Doctors are exploring the abundant available data for getting complete information about the patient in the operation theatres. Technology aids for example wireless scales, blood pressure cuffs, and glucose monitors are reducing costs for monitoring. When connected to wireless internet networks, these devices alert doctors and nurses about potential problems.
Process automation entails immense benefits to Health care organizations who should become early adopters of automation to continue building efficiencies and overcome looming challenges (aging population, labour shortages, and increasing costs). Process automation can be applied in specific areas of health care operations, such as claims management, helping health care managers work more efficiently, effective administration, etc., to realize the following benefits:
Automation needs proper investment and planning though automation in health care delivery and operations involves different processes, the basics of adoption remain the same. However, it needs proper investment and planning, and before implementing an organization-level automation strategy, it is imperative to seek management buy-in.
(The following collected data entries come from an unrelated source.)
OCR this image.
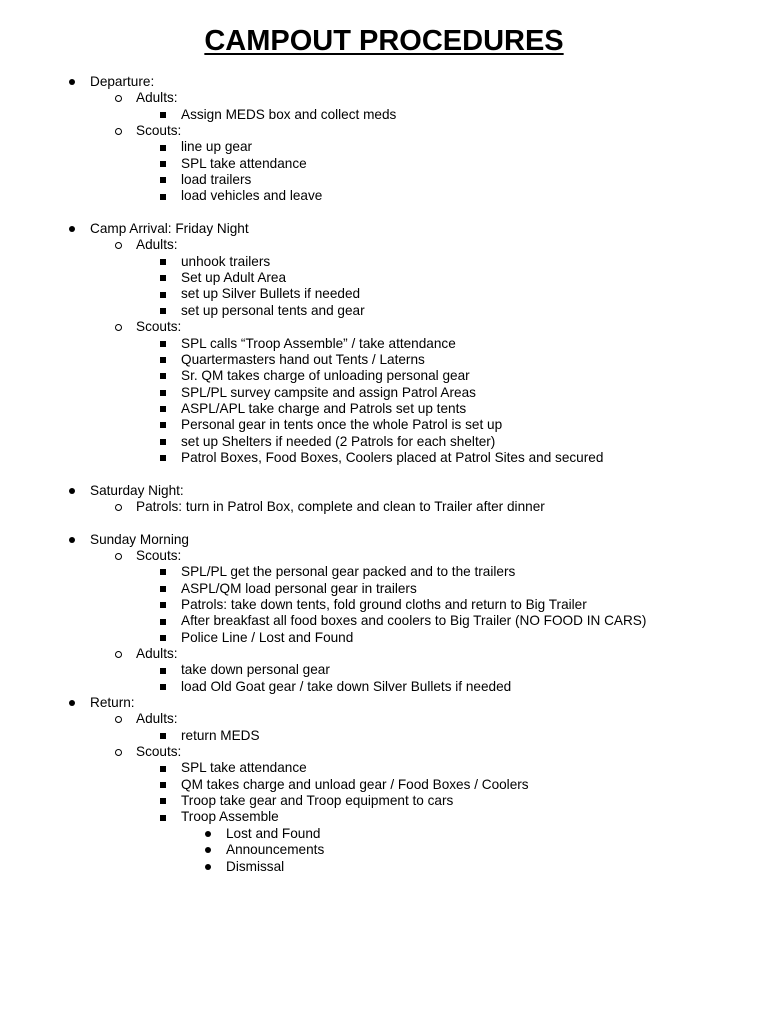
CAMPOUT PROCEDURES
Departure:
Adults:
Assign MEDS box and collect meds
Scouts:
line up gear
SPL take attendance
load trailers
load vehicles and leave
Camp Arrival: Friday Night
Adults:
unhook trailers
Set up Adult Area
set up Silver Bullets if needed
set up personal tents and gear
Scouts:
SPL calls “Troop Assemble” / take attendance
Quartermasters hand out Tents / Laterns
Sr. QM takes charge of unloading personal gear
SPL/PL survey campsite and assign Patrol Areas
ASPL/APL take charge and Patrols set up tents
Personal gear in tents once the whole Patrol is set up
set up Shelters if needed (2 Patrols for each shelter)
Patrol Boxes, Food Boxes, Coolers placed at Patrol Sites and secured
Saturday Night:
Patrols: turn in Patrol Box, complete and clean to Trailer after dinner
Sunday Morning
Scouts:
SPL/PL get the personal gear packed and to the trailers
ASPL/QM load personal gear in trailers
Patrols: take down tents, fold ground cloths and return to Big Trailer
After breakfast all food boxes and coolers to Big Trailer (NO FOOD IN CARS)
Police Line / Lost and Found
Adults:
take down personal gear
load Old Goat gear / take down Silver Bullets if needed
Return:
Adults:
return MEDS
Scouts:
SPL take attendance
QM takes charge and unload gear / Food Boxes / Coolers
Troop take gear and Troop equipment to cars
Troop Assemble
Lost and Found
Announcements
Dismissal
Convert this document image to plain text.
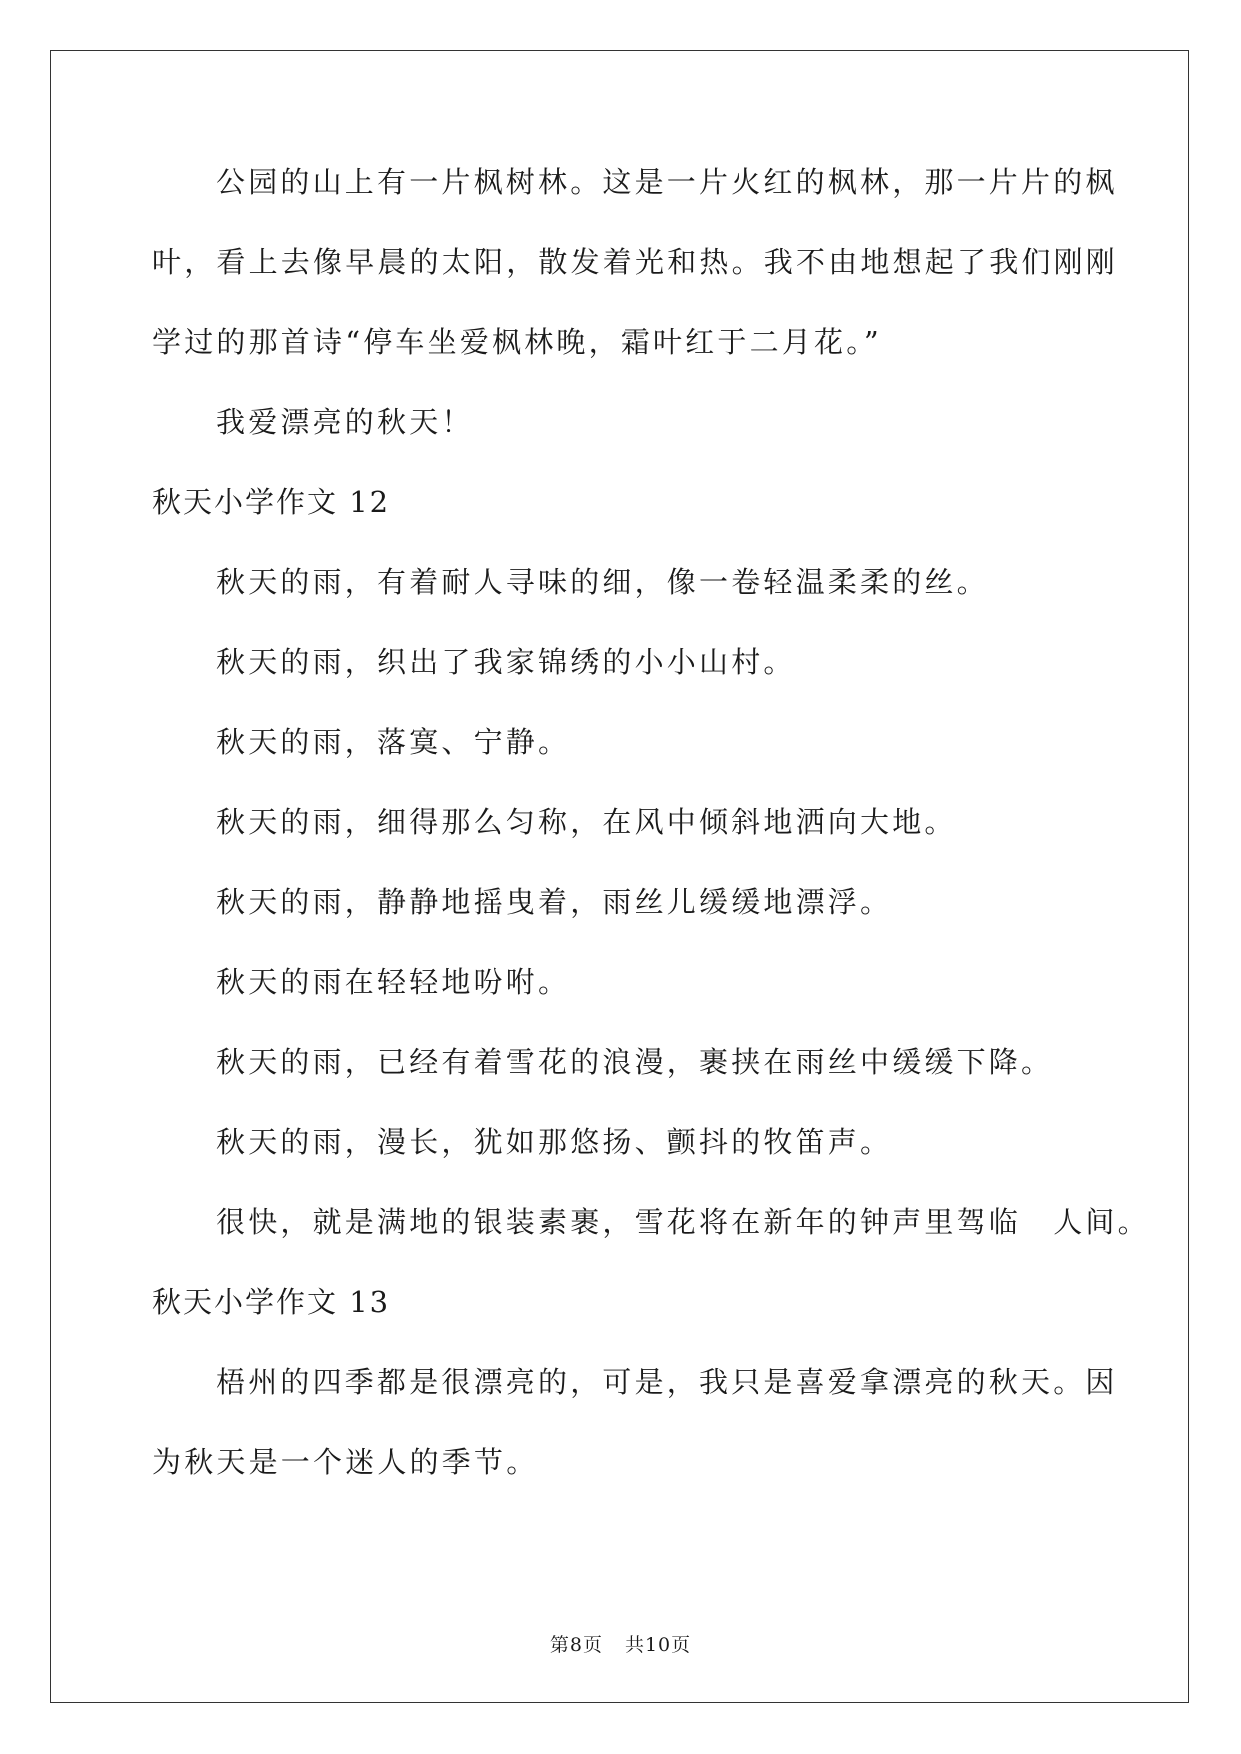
公园的山上有一片枫树林。这是一片火红的枫林，那一片片的枫
叶，看上去像早晨的太阳，散发着光和热。我不由地想起了我们刚刚
学过的那首诗“停车坐爱枫林晚，霜叶红于二月花。”
我爱漂亮的秋天！
秋天小学作文 12
秋天的雨，有着耐人寻味的细，像一卷轻温柔柔的丝。
秋天的雨，织出了我家锦绣的小小山村。
秋天的雨，落寞、宁静。
秋天的雨，细得那么匀称，在风中倾斜地洒向大地。
秋天的雨，静静地摇曳着，雨丝儿缓缓地漂浮。
秋天的雨在轻轻地吩咐。
秋天的雨，已经有着雪花的浪漫，裹挟在雨丝中缓缓下降。
秋天的雨，漫长，犹如那悠扬、颤抖的牧笛声。
很快，就是满地的银装素裹，雪花将在新年的钟声里驾临　人间。
秋天小学作文 13
梧州的四季都是很漂亮的，可是，我只是喜爱拿漂亮的秋天。因
为秋天是一个迷人的季节。
第8页 共10页
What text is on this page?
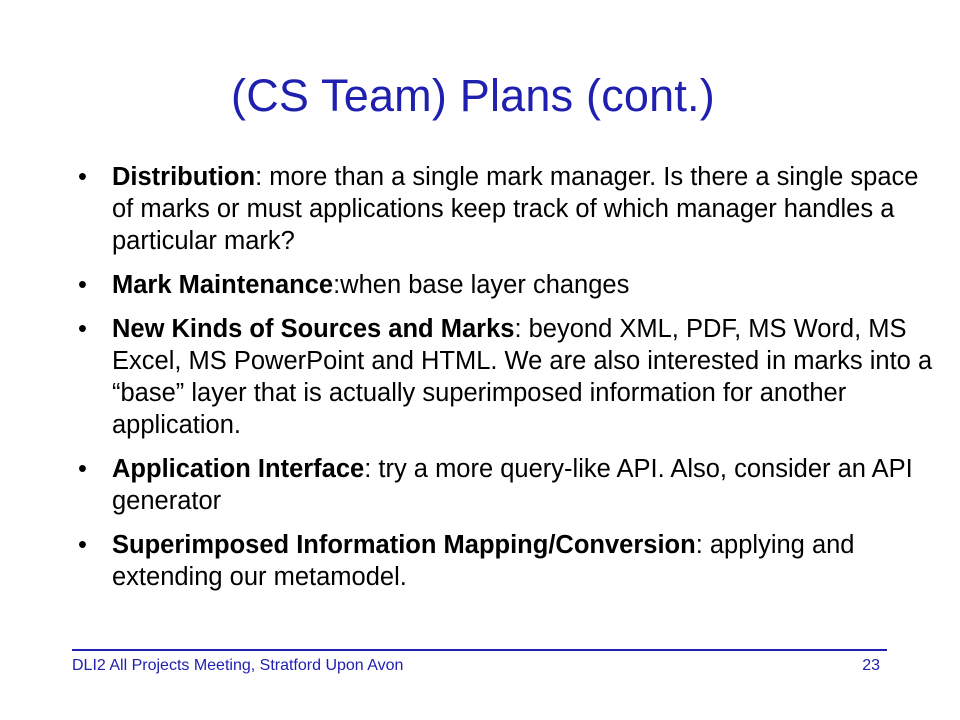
(CS Team) Plans (cont.)
• Distribution: more than a single mark manager. Is there a single space of marks or must applications keep track of which manager handles a particular mark?
• Mark Maintenance:when base layer changes
• New Kinds of Sources and Marks: beyond XML, PDF, MS Word, MS Excel, MS PowerPoint and HTML. We are also interested in marks into a “base” layer that is actually superimposed information for another application.
• Application Interface: try a more query-like API. Also, consider an API generator
• Superimposed Information Mapping/Conversion: applying and extending our metamodel.
DLI2 All Projects Meeting, Stratford Upon Avon	23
The iterative process of Design thinking seeks to understand users, challenge assumptions, and redefine problems to identify alternative strategies and solutions. For automation to successfully scale-up, the entire organization must collaborate. The CoE should be equipped to troubleshoot problems during implementation.
Lastly, we should recognize fully, that technological advancement and unprecedented growth in biomedical data have created great opportunities, but they have also introduced great challenges for protecting the privacy and security of patients and other research data. We will have to work with experts, for practicing robust and information-security procedures to ensure patient and research-participant data stays secure while at the same time, it can enable scientific and medical advances.